I often catch myself saying things like, “But that’s not fair!” “I don’t deserve this!” “This is ridiculous!” Even in marriage I am often all too concerned with what I think is “fair.” “I did the dishes last night, it’s your turn.” “You want me to run to Sam’s Club? I was at work all day!” etc. And yet, my logic becomes embarrassing and laughable when I consider Jesus surrendering his rights—all that he really did deserve—to pursue a cross on our behalf. What complaints slipped from his lips as he surrendered to the Father’s will? Did he so much as grumble as He set his face toward Jerusalem? Or as he was mocked and spat upon? Or as he was brutally murdered in the greatest act of injustice the world has ever seen?
And here I am complaining…about Sam’s Club?

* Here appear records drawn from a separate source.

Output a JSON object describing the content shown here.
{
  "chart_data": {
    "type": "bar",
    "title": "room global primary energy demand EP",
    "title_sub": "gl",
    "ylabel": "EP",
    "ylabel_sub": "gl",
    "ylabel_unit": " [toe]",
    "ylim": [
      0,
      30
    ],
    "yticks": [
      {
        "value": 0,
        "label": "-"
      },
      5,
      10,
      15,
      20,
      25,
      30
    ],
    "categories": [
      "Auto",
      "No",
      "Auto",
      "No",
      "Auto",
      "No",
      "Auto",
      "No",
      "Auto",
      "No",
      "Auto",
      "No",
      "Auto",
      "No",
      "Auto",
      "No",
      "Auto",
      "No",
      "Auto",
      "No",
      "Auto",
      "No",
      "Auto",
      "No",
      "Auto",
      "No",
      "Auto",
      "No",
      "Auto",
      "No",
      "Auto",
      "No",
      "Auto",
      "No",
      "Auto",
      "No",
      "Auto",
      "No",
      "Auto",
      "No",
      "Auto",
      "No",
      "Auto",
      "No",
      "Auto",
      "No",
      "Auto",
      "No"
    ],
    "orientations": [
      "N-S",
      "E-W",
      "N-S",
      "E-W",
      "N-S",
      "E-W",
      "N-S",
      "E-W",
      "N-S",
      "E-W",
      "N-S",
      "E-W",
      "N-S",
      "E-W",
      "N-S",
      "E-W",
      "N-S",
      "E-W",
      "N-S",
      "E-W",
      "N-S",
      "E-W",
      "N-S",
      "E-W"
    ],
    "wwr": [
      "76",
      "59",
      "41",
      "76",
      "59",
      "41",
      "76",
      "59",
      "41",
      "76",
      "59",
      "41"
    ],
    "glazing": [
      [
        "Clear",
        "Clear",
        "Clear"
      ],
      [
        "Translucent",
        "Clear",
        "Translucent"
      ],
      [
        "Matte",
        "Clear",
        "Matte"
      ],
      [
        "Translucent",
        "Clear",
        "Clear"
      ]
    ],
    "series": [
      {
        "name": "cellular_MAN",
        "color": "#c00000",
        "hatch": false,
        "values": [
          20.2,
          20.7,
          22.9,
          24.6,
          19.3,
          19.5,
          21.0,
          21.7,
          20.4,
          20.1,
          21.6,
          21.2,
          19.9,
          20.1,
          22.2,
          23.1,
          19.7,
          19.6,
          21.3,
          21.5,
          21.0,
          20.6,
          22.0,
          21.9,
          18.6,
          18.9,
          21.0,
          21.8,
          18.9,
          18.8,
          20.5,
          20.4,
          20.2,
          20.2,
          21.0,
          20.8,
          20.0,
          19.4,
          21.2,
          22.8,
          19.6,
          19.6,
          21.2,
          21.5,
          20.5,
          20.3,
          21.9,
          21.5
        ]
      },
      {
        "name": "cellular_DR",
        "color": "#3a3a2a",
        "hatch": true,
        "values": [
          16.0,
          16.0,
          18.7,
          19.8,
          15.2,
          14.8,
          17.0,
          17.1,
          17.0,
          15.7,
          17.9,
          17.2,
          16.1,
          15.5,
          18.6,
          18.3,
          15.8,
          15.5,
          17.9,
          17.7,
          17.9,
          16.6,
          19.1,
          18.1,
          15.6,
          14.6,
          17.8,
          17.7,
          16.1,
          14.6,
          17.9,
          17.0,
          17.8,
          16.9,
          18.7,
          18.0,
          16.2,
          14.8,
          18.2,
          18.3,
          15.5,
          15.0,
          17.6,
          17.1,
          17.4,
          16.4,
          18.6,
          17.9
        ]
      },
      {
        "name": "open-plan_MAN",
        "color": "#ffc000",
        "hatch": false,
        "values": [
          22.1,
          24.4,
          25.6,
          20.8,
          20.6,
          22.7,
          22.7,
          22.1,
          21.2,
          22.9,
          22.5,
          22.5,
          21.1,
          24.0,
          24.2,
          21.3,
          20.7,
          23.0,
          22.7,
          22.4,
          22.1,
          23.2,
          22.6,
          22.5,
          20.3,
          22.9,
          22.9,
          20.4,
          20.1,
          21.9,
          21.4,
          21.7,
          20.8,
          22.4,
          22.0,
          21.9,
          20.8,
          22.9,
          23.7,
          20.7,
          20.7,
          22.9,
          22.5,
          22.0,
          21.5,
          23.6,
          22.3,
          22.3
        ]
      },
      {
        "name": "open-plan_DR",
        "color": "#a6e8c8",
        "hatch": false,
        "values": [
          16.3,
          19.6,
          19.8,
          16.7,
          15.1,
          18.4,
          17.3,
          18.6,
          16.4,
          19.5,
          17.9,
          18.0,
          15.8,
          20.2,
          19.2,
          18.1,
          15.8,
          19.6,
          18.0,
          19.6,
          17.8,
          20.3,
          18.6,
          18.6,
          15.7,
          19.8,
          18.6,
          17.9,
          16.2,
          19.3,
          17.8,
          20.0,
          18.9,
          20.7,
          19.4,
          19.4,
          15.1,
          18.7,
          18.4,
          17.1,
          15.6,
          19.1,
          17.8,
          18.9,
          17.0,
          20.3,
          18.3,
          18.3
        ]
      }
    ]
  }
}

The purpose of looking to Jesus’ suffering isn’t so that you feel like a horrible person whenever you want to complain. Nor is it the purpose to trivialize the truly difficult and sorrowful things going on in our lives—not at all. The point is to understand the depth of Christ’s selfless character and to be shaped by His good heart, remembering that we’ve actually been given more than we deserve.
Do this, son, and instead of being filled with jealousy or discontentment you will come alive with gratitude, joy, and a deeper love for Christ.